Su Ozlem, Onsun Nahide, Demirkesen Cuyan, Aydin Yildiz, Pirmit Serpil, Gereli Muge
Department of Dermatology, Vakif Gureba Teaching and Research Hospital, Istanbul, Turkey.
Dermatol Online J. 2010 Apr 15;16(4):8.
CD4+/CD56+ hematodermic neoplasm (blastic plasmacytoid dendritic cell neoplasm) involving the skin is relatively rare and has been of significant interest in the recent literature. We report here a 64-year-old male who presented with multiple purple-red nodules and plaques on his face, back, and chest. Histological examination of skin biopsies showed an intense hematolymphoid infiltration in the dermis and in the subcutaneous tissue. Stains were positive for CD4 (weak), CD56, and terminal deoxynucleotidyl transferase (TdT). These cells were negative for CD2, CD3, CD5, CD10, CD20, CD30, CD68, and T cell intracellular antigen (TIA). In situ hybridization (ISH) for Epstein-Barr virus was negative and the diagnosis was blastic NK cell lymphoma. The patient was treated with a hyper-CVAD regimen (cyclophosphamide, vincristine, doxorubicine, dexamethasone, methotrexate, and cytarabine).This treatment regimen achieved partial remission but the patient died eight months after the diagnosis. The patient presented with exclusively cutaneous involvement at the beginning but progressed rapidly and died shortly after despite aggressive chemotherapy. Due to its rarity, we present here a case of CD4+/CD56+ hematodermic neoplasm.
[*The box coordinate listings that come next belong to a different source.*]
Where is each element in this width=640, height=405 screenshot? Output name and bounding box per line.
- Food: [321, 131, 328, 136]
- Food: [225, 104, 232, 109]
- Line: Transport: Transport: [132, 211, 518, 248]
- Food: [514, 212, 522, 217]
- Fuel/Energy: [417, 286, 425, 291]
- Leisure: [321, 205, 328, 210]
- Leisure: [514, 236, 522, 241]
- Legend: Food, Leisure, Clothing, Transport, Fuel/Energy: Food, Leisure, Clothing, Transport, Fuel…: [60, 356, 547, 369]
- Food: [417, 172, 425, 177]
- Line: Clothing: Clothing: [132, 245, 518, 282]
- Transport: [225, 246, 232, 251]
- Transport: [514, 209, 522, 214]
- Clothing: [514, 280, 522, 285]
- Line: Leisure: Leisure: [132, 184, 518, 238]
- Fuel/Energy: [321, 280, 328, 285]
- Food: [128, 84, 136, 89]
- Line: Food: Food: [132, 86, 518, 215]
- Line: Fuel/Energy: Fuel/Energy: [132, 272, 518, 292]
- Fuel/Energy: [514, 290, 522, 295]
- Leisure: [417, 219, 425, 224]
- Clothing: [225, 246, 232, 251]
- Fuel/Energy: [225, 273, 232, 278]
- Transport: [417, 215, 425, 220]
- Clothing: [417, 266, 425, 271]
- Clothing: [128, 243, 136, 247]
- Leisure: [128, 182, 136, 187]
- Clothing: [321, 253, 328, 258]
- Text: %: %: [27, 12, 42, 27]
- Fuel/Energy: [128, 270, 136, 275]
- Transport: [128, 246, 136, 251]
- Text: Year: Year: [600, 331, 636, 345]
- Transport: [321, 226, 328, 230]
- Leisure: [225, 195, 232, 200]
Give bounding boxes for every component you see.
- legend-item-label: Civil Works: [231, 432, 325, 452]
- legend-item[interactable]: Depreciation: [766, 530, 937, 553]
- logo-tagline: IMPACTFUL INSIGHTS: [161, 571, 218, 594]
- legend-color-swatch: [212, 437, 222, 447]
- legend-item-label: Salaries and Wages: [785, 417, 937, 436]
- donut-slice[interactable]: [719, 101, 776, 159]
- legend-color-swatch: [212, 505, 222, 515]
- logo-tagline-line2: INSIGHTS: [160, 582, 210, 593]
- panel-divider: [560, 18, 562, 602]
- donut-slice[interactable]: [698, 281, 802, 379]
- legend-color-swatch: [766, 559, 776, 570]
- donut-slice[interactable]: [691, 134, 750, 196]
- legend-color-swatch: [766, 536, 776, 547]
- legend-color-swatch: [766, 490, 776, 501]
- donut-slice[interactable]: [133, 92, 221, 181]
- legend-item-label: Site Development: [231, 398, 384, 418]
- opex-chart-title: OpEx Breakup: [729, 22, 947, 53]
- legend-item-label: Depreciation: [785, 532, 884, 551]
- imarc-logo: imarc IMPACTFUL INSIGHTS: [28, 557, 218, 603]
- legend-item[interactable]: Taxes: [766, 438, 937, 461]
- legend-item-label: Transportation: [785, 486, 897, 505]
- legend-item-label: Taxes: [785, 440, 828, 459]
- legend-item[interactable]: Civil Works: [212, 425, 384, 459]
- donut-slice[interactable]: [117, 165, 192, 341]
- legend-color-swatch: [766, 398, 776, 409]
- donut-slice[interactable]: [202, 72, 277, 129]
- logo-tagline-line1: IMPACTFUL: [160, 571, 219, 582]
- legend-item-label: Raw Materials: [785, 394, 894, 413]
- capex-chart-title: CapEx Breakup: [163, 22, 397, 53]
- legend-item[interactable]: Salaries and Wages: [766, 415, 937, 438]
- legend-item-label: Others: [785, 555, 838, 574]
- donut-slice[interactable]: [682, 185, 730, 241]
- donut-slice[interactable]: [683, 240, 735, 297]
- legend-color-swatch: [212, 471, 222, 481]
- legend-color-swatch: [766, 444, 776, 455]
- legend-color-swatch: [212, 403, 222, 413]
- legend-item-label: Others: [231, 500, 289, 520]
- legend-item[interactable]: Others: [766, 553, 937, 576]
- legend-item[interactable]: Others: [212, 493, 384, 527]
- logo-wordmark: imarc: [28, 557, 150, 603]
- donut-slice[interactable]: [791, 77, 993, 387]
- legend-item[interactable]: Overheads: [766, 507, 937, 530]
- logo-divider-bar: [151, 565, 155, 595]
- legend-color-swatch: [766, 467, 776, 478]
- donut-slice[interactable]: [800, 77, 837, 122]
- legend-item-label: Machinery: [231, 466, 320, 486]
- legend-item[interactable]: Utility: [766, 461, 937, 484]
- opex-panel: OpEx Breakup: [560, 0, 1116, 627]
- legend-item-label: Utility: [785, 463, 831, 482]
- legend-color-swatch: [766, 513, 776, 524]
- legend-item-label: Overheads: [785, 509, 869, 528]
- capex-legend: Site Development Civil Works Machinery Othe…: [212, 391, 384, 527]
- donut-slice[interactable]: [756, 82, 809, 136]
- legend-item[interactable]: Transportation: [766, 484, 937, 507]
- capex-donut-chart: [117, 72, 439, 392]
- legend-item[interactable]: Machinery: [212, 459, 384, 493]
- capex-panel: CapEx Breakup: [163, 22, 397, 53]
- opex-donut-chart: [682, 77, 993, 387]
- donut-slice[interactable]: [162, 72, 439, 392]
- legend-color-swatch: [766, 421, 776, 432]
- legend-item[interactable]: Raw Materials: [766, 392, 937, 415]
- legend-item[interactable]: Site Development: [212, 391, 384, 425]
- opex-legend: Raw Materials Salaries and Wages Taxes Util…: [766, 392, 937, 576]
累及皮肤的CD4+/CD56+血液肿瘤(母细胞性浆细胞样树突状细胞肿瘤)相对罕见,在最近的文献中受到了极大关注。我们在此报告一名64岁男性,其面部、背部和胸部出现多个紫红色结节和斑块。皮肤活检的组织学检查显示真皮和皮下组织有强烈的血液淋巴细胞浸润。免疫组化染色CD4(弱阳性)、CD56和末端脱氧核苷酸转移酶(TdT)呈阳性。这些细胞CD2、CD3、CD5、CD10、CD20、CD30、CD68和T细胞胞内抗原(TIA)呈阴性。爱泼斯坦-巴尔病毒原位杂交(ISH)为阴性,诊断为母细胞性NK细胞淋巴瘤。该患者接受了hyper-CVAD方案(环磷酰胺、长春新碱、阿霉素、地塞米松、甲氨蝶呤和阿糖胞苷)治疗。该治疗方案实现了部分缓解,但患者在诊断后八个月死亡。患者起初仅表现为皮肤受累,但进展迅速,尽管进行了积极化疗,仍在不久后死亡。由于其罕见性,我们在此呈现一例CD4+/CD56+血液肿瘤病例。